Un visiteur nous a même montré son tatouage au bras : le clown du CIRC (du logo). Une ambiance bon enfant jusqu’à l’arrivée de la police vers 16h30.
Une douzaine d’uniformes à calot (police de proximité) et deux hauts gradés, dont une femme. Emoi des fonctionnaires devant les affiches du clown "Le cannabis a besoin de toi, 18 juin La Villette", et devant notre tract à venir pour ce 18 juin, et émoi encore devant les livres Esprit frappeur ou Lézard. Mathieu a bien résisté à ces premières pressions - remarquable de calme et de fermeté. Au point que les pandores ont hésité un moment et ont appelé avec leur radio la préfecture.

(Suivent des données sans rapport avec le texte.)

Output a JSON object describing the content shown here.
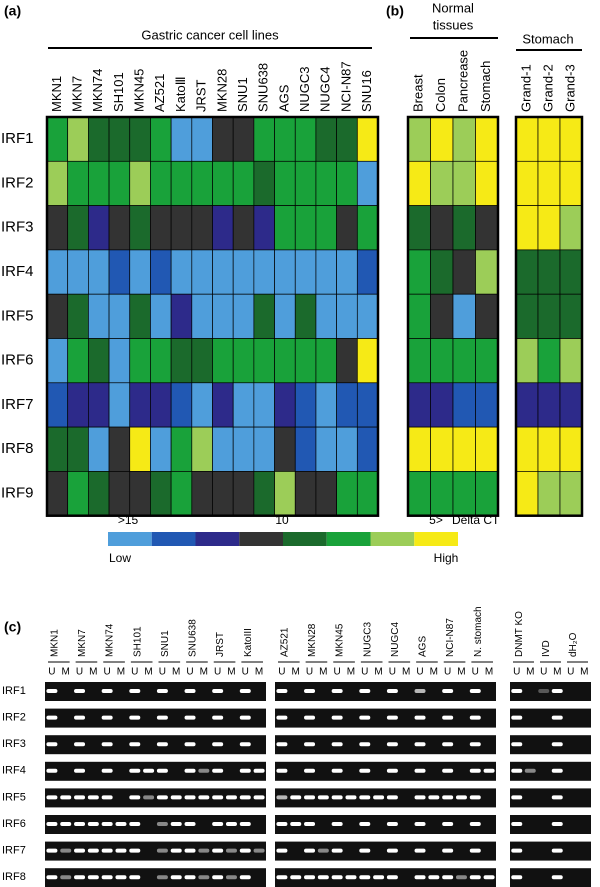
{
  "panel_a": {
    "label": "(a)",
    "title": "Gastric cancer cell lines",
    "columns": [
      "MKN1",
      "MKN7",
      "MKN74",
      "SH101",
      "MKN45",
      "AZ521",
      "KatoⅢ",
      "JRST",
      "MKN28",
      "SNU1",
      "SNU638",
      "AGS",
      "NUGC3",
      "NUGC4",
      "NCI-N87",
      "SNU16"
    ],
    "rows": [
      "IRF1",
      "IRF2",
      "IRF3",
      "IRF4",
      "IRF5",
      "IRF6",
      "IRF7",
      "IRF8",
      "IRF9"
    ],
    "levels": [
      [
        5,
        6,
        4,
        4,
        4,
        5,
        0,
        0,
        3,
        3,
        5,
        5,
        5,
        4,
        4,
        7
      ],
      [
        6,
        5,
        5,
        5,
        6,
        5,
        5,
        5,
        5,
        5,
        4,
        5,
        5,
        5,
        5,
        0
      ],
      [
        3,
        4,
        2,
        3,
        4,
        3,
        3,
        3,
        2,
        3,
        2,
        5,
        5,
        5,
        3,
        5
      ],
      [
        0,
        0,
        0,
        1,
        0,
        1,
        0,
        0,
        0,
        0,
        0,
        0,
        0,
        0,
        0,
        1
      ],
      [
        3,
        4,
        0,
        0,
        4,
        0,
        2,
        0,
        0,
        0,
        4,
        0,
        4,
        0,
        0,
        0
      ],
      [
        0,
        5,
        4,
        0,
        5,
        5,
        4,
        4,
        5,
        5,
        5,
        5,
        5,
        5,
        3,
        7
      ],
      [
        1,
        2,
        2,
        0,
        2,
        2,
        1,
        0,
        2,
        0,
        0,
        2,
        1,
        0,
        1,
        1
      ],
      [
        4,
        4,
        0,
        3,
        7,
        0,
        5,
        6,
        0,
        0,
        0,
        3,
        1,
        0,
        0,
        1
      ],
      [
        3,
        5,
        4,
        3,
        3,
        4,
        5,
        3,
        3,
        3,
        4,
        6,
        3,
        3,
        5,
        5
      ]
    ]
  },
  "panel_b": {
    "label": "(b)",
    "title": [
      "Normal",
      "tissues"
    ],
    "columns": [
      "Breast",
      "Colon",
      "Pancrease",
      "Stomach"
    ],
    "levels": [
      [
        6,
        7,
        6,
        7
      ],
      [
        7,
        6,
        6,
        7
      ],
      [
        4,
        3,
        4,
        3
      ],
      [
        5,
        4,
        3,
        6
      ],
      [
        5,
        3,
        0,
        3
      ],
      [
        5,
        5,
        5,
        5
      ],
      [
        2,
        2,
        1,
        1
      ],
      [
        7,
        7,
        7,
        7
      ],
      [
        5,
        5,
        5,
        5
      ]
    ]
  },
  "panel_stomach": {
    "title": "Stomach",
    "columns": [
      "Grand-1",
      "Grand-2",
      "Grand-3"
    ],
    "levels": [
      [
        7,
        7,
        7
      ],
      [
        7,
        7,
        7
      ],
      [
        7,
        7,
        6
      ],
      [
        4,
        4,
        4
      ],
      [
        4,
        4,
        4
      ],
      [
        6,
        5,
        6
      ],
      [
        2,
        2,
        2
      ],
      [
        7,
        7,
        7
      ],
      [
        7,
        6,
        6
      ]
    ]
  },
  "legend": {
    "colors": [
      "#4f9edb",
      "#2158b3",
      "#2d2a8a",
      "#333333",
      "#1b6a2c",
      "#19a23a",
      "#9ccd58",
      "#f6ea16"
    ],
    "tick_labels": [
      ">15",
      "10",
      "5>"
    ],
    "unit": "Delta CT",
    "low": "Low",
    "high": "High"
  },
  "panel_c": {
    "label": "(c)",
    "rows": [
      "IRF1",
      "IRF2",
      "IRF3",
      "IRF4",
      "IRF5",
      "IRF6",
      "IRF7",
      "IRF8"
    ],
    "lane_sub": [
      "U",
      "M"
    ],
    "groups": [
      {
        "lanes": [
          "MKN1",
          "MKN7",
          "MKN74",
          "SH101",
          "SNU1",
          "SNU638",
          "JRST",
          "KatoIII"
        ],
        "bands": [
          [
            1,
            0,
            1,
            0,
            1,
            0,
            1,
            0,
            1,
            0,
            1,
            0,
            1,
            0,
            1,
            0
          ],
          [
            1,
            0,
            1,
            0,
            1,
            0,
            1,
            0,
            1,
            0,
            1,
            0,
            1,
            0,
            1,
            0
          ],
          [
            1,
            0,
            1,
            0,
            1,
            0,
            1,
            0,
            1,
            0,
            1,
            0,
            1,
            0,
            1,
            0
          ],
          [
            1,
            0,
            1,
            0,
            1,
            0,
            1,
            1,
            1,
            0,
            1,
            0.5,
            1,
            0,
            1,
            1
          ],
          [
            1,
            1,
            1,
            1,
            1,
            0,
            1,
            0.5,
            1,
            1,
            1,
            1,
            1,
            1,
            1,
            1
          ],
          [
            1,
            1,
            1,
            1,
            1,
            1,
            1,
            0,
            0.5,
            1,
            1,
            0,
            1,
            1,
            1,
            0
          ],
          [
            1,
            0.5,
            1,
            1,
            1,
            1,
            1,
            0,
            0.5,
            1,
            1,
            0.5,
            1,
            0.5,
            1,
            0.5
          ],
          [
            1,
            0.5,
            1,
            1,
            1,
            1,
            1,
            0,
            0.5,
            1,
            1,
            0.5,
            1,
            0.5,
            1,
            0
          ]
        ]
      },
      {
        "lanes": [
          "AZ521",
          "MKN28",
          "MKN45",
          "NUGC3",
          "NUGC4",
          "AGS",
          "NCI-N87",
          "N. stomach"
        ],
        "bands": [
          [
            1,
            0,
            1,
            0,
            1,
            0,
            1,
            0,
            1,
            0,
            0.7,
            0,
            1,
            0,
            1,
            0
          ],
          [
            1,
            0,
            1,
            0,
            1,
            0,
            1,
            0,
            1,
            0,
            1,
            0,
            1,
            0,
            1,
            0
          ],
          [
            1,
            0,
            1,
            0,
            1,
            0,
            1,
            0,
            1,
            0,
            1,
            0,
            1,
            0,
            1,
            0
          ],
          [
            1,
            0,
            1,
            0,
            1,
            0,
            1,
            0,
            1,
            0,
            1,
            0,
            1,
            0,
            1,
            1
          ],
          [
            0.7,
            1,
            1,
            1,
            1,
            1,
            1,
            1,
            1,
            0,
            1,
            1,
            1,
            1,
            1,
            0
          ],
          [
            1,
            1,
            1,
            0,
            1,
            0,
            1,
            0,
            1,
            0,
            1,
            0,
            1,
            0,
            1,
            0
          ],
          [
            1,
            0,
            1,
            0.5,
            1,
            0,
            1,
            0,
            1,
            0,
            1,
            0,
            1,
            0,
            1,
            0
          ],
          [
            1,
            1,
            1,
            1,
            1,
            1,
            1,
            1,
            1,
            0,
            1,
            1,
            1,
            0.5,
            1,
            1
          ]
        ]
      },
      {
        "lanes": [
          "DNMT KO",
          "IVD",
          "dH₂O"
        ],
        "bands": [
          [
            1,
            0,
            0.3,
            1,
            0,
            0
          ],
          [
            1,
            0,
            0,
            1,
            0,
            0
          ],
          [
            1,
            0,
            0,
            1,
            0,
            0
          ],
          [
            1,
            0.5,
            0,
            1,
            0,
            0
          ],
          [
            1,
            0,
            0,
            1,
            0,
            0
          ],
          [
            1,
            0,
            0,
            1,
            0,
            0
          ],
          [
            1,
            0,
            0,
            1,
            0,
            0
          ],
          [
            1,
            0,
            0,
            1,
            0,
            0
          ]
        ]
      }
    ]
  }
}
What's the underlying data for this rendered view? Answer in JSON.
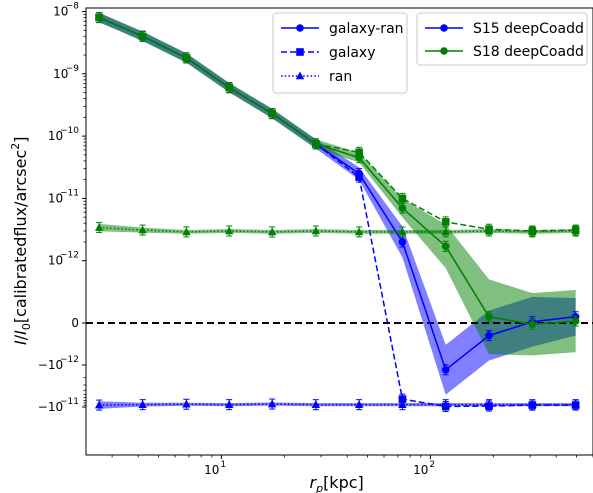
{
  "chart_data": {
    "type": "line",
    "xlabel": "r_p[kpc]",
    "ylabel": "I/I_0[calibratedflux/arcsec^2]",
    "x_scale": "log",
    "y_scale": "symlog",
    "x_ticks": [
      {
        "value": 10,
        "base": "10",
        "exp": "1"
      },
      {
        "value": 100,
        "base": "10",
        "exp": "2"
      }
    ],
    "y_ticks": [
      {
        "value": 1e-08,
        "label": "10",
        "exp": "−8"
      },
      {
        "value": 1e-09,
        "label": "10",
        "exp": "−9"
      },
      {
        "value": 1e-10,
        "label": "10",
        "exp": "−10"
      },
      {
        "value": 1e-11,
        "label": "10",
        "exp": "−11"
      },
      {
        "value": 1e-12,
        "label": "10",
        "exp": "−12"
      },
      {
        "value": 0,
        "label": "0",
        "exp": ""
      },
      {
        "value": -1e-12,
        "label": "−10",
        "exp": "−12"
      },
      {
        "value": -1e-11,
        "label": "−10",
        "exp": "−11"
      }
    ],
    "x": [
      2.6,
      4.2,
      6.8,
      10.9,
      17.5,
      28.3,
      45.6,
      73.5,
      118.4,
      190.8,
      307.5,
      495.6
    ],
    "series": [
      {
        "survey": "S15",
        "name": "galaxy-ran",
        "color": "#0000ff",
        "style": "solid",
        "marker": "circle",
        "values": [
          8e-09,
          4e-09,
          1.8e-09,
          6e-10,
          2.3e-10,
          7.5e-11,
          2.5e-11,
          2e-12,
          -1.3e-12,
          -3e-13,
          2e-14,
          1e-13
        ],
        "band": [
          0.15,
          0.15,
          0.15,
          0.15,
          0.15,
          0.15,
          0.2,
          0.5,
          0.8,
          0.8,
          0.8,
          0.6
        ]
      },
      {
        "survey": "S15",
        "name": "galaxy",
        "color": "#0000ff",
        "style": "dashed",
        "marker": "square",
        "values": [
          8e-09,
          4e-09,
          1.8e-09,
          6e-10,
          2.3e-10,
          7.5e-11,
          2.2e-11,
          -6.5e-12,
          -9.7e-12,
          -9.5e-12,
          -9e-12,
          -9e-12
        ]
      },
      {
        "survey": "S15",
        "name": "ran",
        "color": "#0000ff",
        "style": "dotted",
        "marker": "triangle",
        "values": [
          -9e-12,
          -8.8e-12,
          -8.6e-12,
          -8.8e-12,
          -8.5e-12,
          -8.8e-12,
          -8.8e-12,
          -8.8e-12,
          -8.8e-12,
          -8.8e-12,
          -8.8e-12,
          -8.8e-12
        ],
        "band": [
          0.12,
          0.06,
          0.05,
          0.05,
          0.05,
          0.05,
          0.05,
          0.05,
          0.05,
          0.05,
          0.05,
          0.05
        ]
      },
      {
        "survey": "S18",
        "name": "galaxy-ran",
        "color": "#008000",
        "style": "solid",
        "marker": "circle",
        "values": [
          8e-09,
          4e-09,
          1.8e-09,
          6e-10,
          2.3e-10,
          7.5e-11,
          4.5e-11,
          7e-12,
          1.7e-12,
          1e-13,
          -3e-14,
          3e-14
        ],
        "band": [
          0.15,
          0.15,
          0.15,
          0.15,
          0.15,
          0.15,
          0.15,
          0.3,
          0.7,
          1.2,
          1.0,
          1.0
        ]
      },
      {
        "survey": "S18",
        "name": "galaxy",
        "color": "#008000",
        "style": "dashed",
        "marker": "square",
        "values": [
          8e-09,
          4e-09,
          1.8e-09,
          6e-10,
          2.3e-10,
          7.5e-11,
          5.5e-11,
          1e-11,
          4.2e-12,
          3.2e-12,
          3e-12,
          3.1e-12
        ]
      },
      {
        "survey": "S18",
        "name": "ran",
        "color": "#008000",
        "style": "dotted",
        "marker": "triangle",
        "values": [
          3.4e-12,
          3.1e-12,
          2.9e-12,
          3e-12,
          2.9e-12,
          3e-12,
          2.9e-12,
          2.9e-12,
          2.9e-12,
          3e-12,
          2.9e-12,
          3e-12
        ],
        "band": [
          0.12,
          0.08,
          0.06,
          0.06,
          0.06,
          0.06,
          0.06,
          0.06,
          0.06,
          0.06,
          0.06,
          0.06
        ]
      }
    ],
    "legend_styles": {
      "title": "",
      "entries": [
        "galaxy-ran",
        "galaxy",
        "ran"
      ],
      "placement": "top-center"
    },
    "legend_surveys": {
      "entries": [
        "S15 deepCoadd",
        "S18 deepCoadd"
      ],
      "colors": [
        "#0000ff",
        "#008000"
      ],
      "placement": "top-right"
    },
    "zero_line": {
      "style": "dashed",
      "color": "#000000"
    }
  }
}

Après avoir lu par talkie le tract à leurs supérieurs, avec de nombreux "si, si..." pour les convaincre d’agir sans tarder, puis un quart d’heure d’attente... et le feu vert qu’ils espéraient est arrivé, la douzaine de bleus et leurs gradés aux nombreuses barrettes argent rappliquent prestement faire cesser ce "trouble à l’ordre public" que constitue la simple présence du CIRC, énervés pour la frime, mais très contents de pouvoir enfin agir, après ce premier échec. Ils voulaient d’abord confisquer le matériel et embarquer au poste Mathieu et FG qui négociaient ferme. Ils ont menacé aussi les quelques caméras vidéo pro qui filmaient la scène, et voulaient leur confisquer leur matériel. Est intervenue la présidente de l’association organisatrice des "Rues en fête"... Renégociation. Finalement, les CIRC a dû remballer ses bouquins, ses affiches et plier bagage sur injonction de la police, au grand dam de tous les présents. Ils sont arrivés à gâcher la fête.
Ah ! j’oubliais, ils ont bien mentionné que c’était en vertu du L.630...
Alors réflexion sur les stratégies à la Coppel (que j’estime beaucoup), qui parle de "changer la pratique avant la loi", ou de "dialogue" avec la police... Manifestement, pour ce qui concerne le cannabis, le dialogue est inexistant et la pratique s’aggraverait plus qu’elle ne s’arrangerait. Et si la Réduction Des Risques a pu obtenir une marge de man¶uvre par ce dialogue, c’est que cela ne gênait pas trop la police : tant qu’ils peuvent emmerder pour le cannabis, pour eux, tout baigne. Pour le cannabis, il n’y a pas l’alibi respectable de la santé, seule la loi et sa répression règne sans partage, il ne ressortit que de la police.